Lutte contre l’insécurité alimentaire : une progression encore lente dans la plupart des pays
Un article paru dans la revue Discover Sustainability, en juillet 2025, compare les stratégies de sécurité alimentaire de douze pays pour répondre à l’objectif de développement durable (ODD) n°2 (« faim zéro »). Ils sont répartis en quatre groupes en fonction de leur revenu national brut par habitant : faible, moyen inférieur, moyen supérieur, élevé. L’analyse prend en compte les trois piliers du développement durable (économique, social, environnemental), incarnés par six critères relatifs à la transition alimentaire : innovation, technologies et transfert de connaissances ; protection sociale et régimes alimentaires sains ; réduction des pertes et du gaspillage alimentaires ; réaffectation des subventions agricoles ; modifications du comportement des consommateurs ; programmes d’alimentation scolaire (figure).

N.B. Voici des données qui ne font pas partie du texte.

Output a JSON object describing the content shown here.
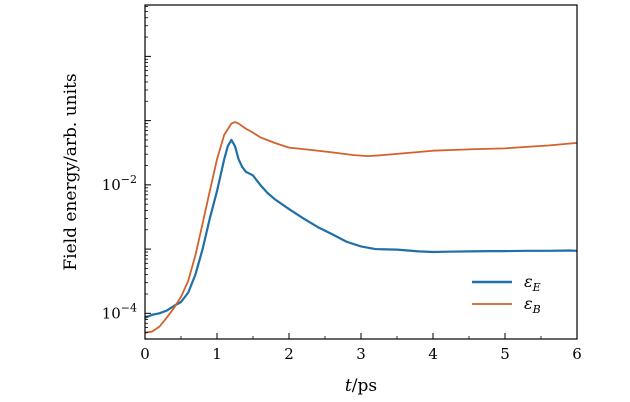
{
  "chart_data": {
    "type": "line",
    "xlabel": "t/ps",
    "ylabel": "Field energy/arb. units",
    "xlim": [
      0,
      6
    ],
    "ylim_log10": [
      -4.4,
      0.8
    ],
    "yscale": "log",
    "x_ticks": [
      {
        "value": 0,
        "label": "0"
      },
      {
        "value": 1,
        "label": "1"
      },
      {
        "value": 2,
        "label": "2"
      },
      {
        "value": 3,
        "label": "3"
      },
      {
        "value": 4,
        "label": "4"
      },
      {
        "value": 5,
        "label": "5"
      },
      {
        "value": 6,
        "label": "6"
      }
    ],
    "y_ticks": [
      {
        "value": 0.0001,
        "label": "10−4"
      },
      {
        "value": 0.01,
        "label": "10−2"
      }
    ],
    "legend_position": "lower-right",
    "series": [
      {
        "name": "εE",
        "color": "#1f6fa8",
        "x": [
          0,
          0.1,
          0.2,
          0.3,
          0.4,
          0.5,
          0.6,
          0.7,
          0.8,
          0.9,
          1.0,
          1.1,
          1.15,
          1.2,
          1.25,
          1.3,
          1.35,
          1.4,
          1.5,
          1.6,
          1.7,
          1.8,
          2.0,
          2.2,
          2.4,
          2.6,
          2.8,
          3.0,
          3.2,
          3.5,
          3.8,
          4.0,
          4.2,
          4.5,
          4.8,
          5.0,
          5.3,
          5.6,
          5.9,
          6.0
        ],
        "y": [
          8.5e-05,
          9.5e-05,
          0.0001,
          0.00011,
          0.00013,
          0.00015,
          0.00021,
          0.0004,
          0.001,
          0.003,
          0.008,
          0.025,
          0.04,
          0.05,
          0.04,
          0.025,
          0.019,
          0.016,
          0.014,
          0.01,
          0.0075,
          0.006,
          0.0042,
          0.003,
          0.0022,
          0.0017,
          0.0013,
          0.0011,
          0.001,
          0.00098,
          0.00092,
          0.0009,
          0.00091,
          0.00092,
          0.00093,
          0.00093,
          0.00094,
          0.00094,
          0.00095,
          0.00094
        ]
      },
      {
        "name": "εB",
        "color": "#d2622a",
        "x": [
          0,
          0.1,
          0.2,
          0.3,
          0.4,
          0.5,
          0.6,
          0.7,
          0.8,
          0.9,
          1.0,
          1.1,
          1.2,
          1.25,
          1.3,
          1.4,
          1.5,
          1.6,
          1.8,
          2.0,
          2.3,
          2.6,
          2.9,
          3.1,
          3.3,
          3.6,
          4.0,
          4.3,
          4.6,
          5.0,
          5.3,
          5.6,
          6.0
        ],
        "y": [
          5e-05,
          5.2e-05,
          6.2e-05,
          8.5e-05,
          0.00012,
          0.00018,
          0.00032,
          0.0008,
          0.0025,
          0.008,
          0.025,
          0.06,
          0.09,
          0.095,
          0.09,
          0.075,
          0.065,
          0.055,
          0.045,
          0.038,
          0.035,
          0.032,
          0.029,
          0.028,
          0.029,
          0.031,
          0.034,
          0.035,
          0.036,
          0.037,
          0.039,
          0.041,
          0.045
        ]
      }
    ]
  }
}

Tableau des actions menées par chaque pays de l’étude selon les six critères sélectionnés
Source : Discover Sustainability
Lecture : les boîtes de couleur représentent les actions mises en œuvre par les pays, selon six catégories, en date de mars 2023. Dans la légende, chaque ligne correspond à une catégorie de pays, du plus faible revenu national brut par habitant au plus élevé.
Malgré de grandes disparités en matière de développement économique et de gouvernance, il ressort que la plupart des pays (10 sur 12) sont en retard par rapport aux cibles qu’ils s’étaient fixées. Les progrès ne sont donc pas proportionnels à la richesse ou aux capacités nationales. Les pays à revenu national brut par habitant moyen ou élevé peuvent stagner, voire régresser, en raison de l’inertie politique, de la montée des inégalités ou de chocs externes. C’est le cas du Liban et du Brésil, dont les scores de performance décroissent.
Par ailleurs, des pays comme la Chine et l’Allemagne montrent des résultats encourageants, mais ils progressent encore trop lentement pour atteindre leurs objectifs respectifs. Les deux États ont mis en place des stratégies de durabilité multidimensionnelles et ont largement investi dans les technologies agricoles et la protection de l’environnement. Pour autant, des problèmes systémiques limitent leur progression : vieillissement de la population, régimes alimentaires peu durables, externalités environnementales, etc.
Ces résultats renforcent l’idée selon laquelle les mesures prises pour lutter contre l’insécurité alimentaire doivent s’accompagner de réformes structurelles plus globales. À ce titre, le rapport Ceres2030 indique qu’environ 33 milliards de dollars d’investissements annuels supplémentaires seraient nécessaires pour éliminer la faim d’ici 2030. Au-delà du soutien aux exploitations agricoles, il s’agirait de financer la recherche agricole, la diffusion de technologies et les programmes de protection sociale, en particulier pour les populations vulnérables.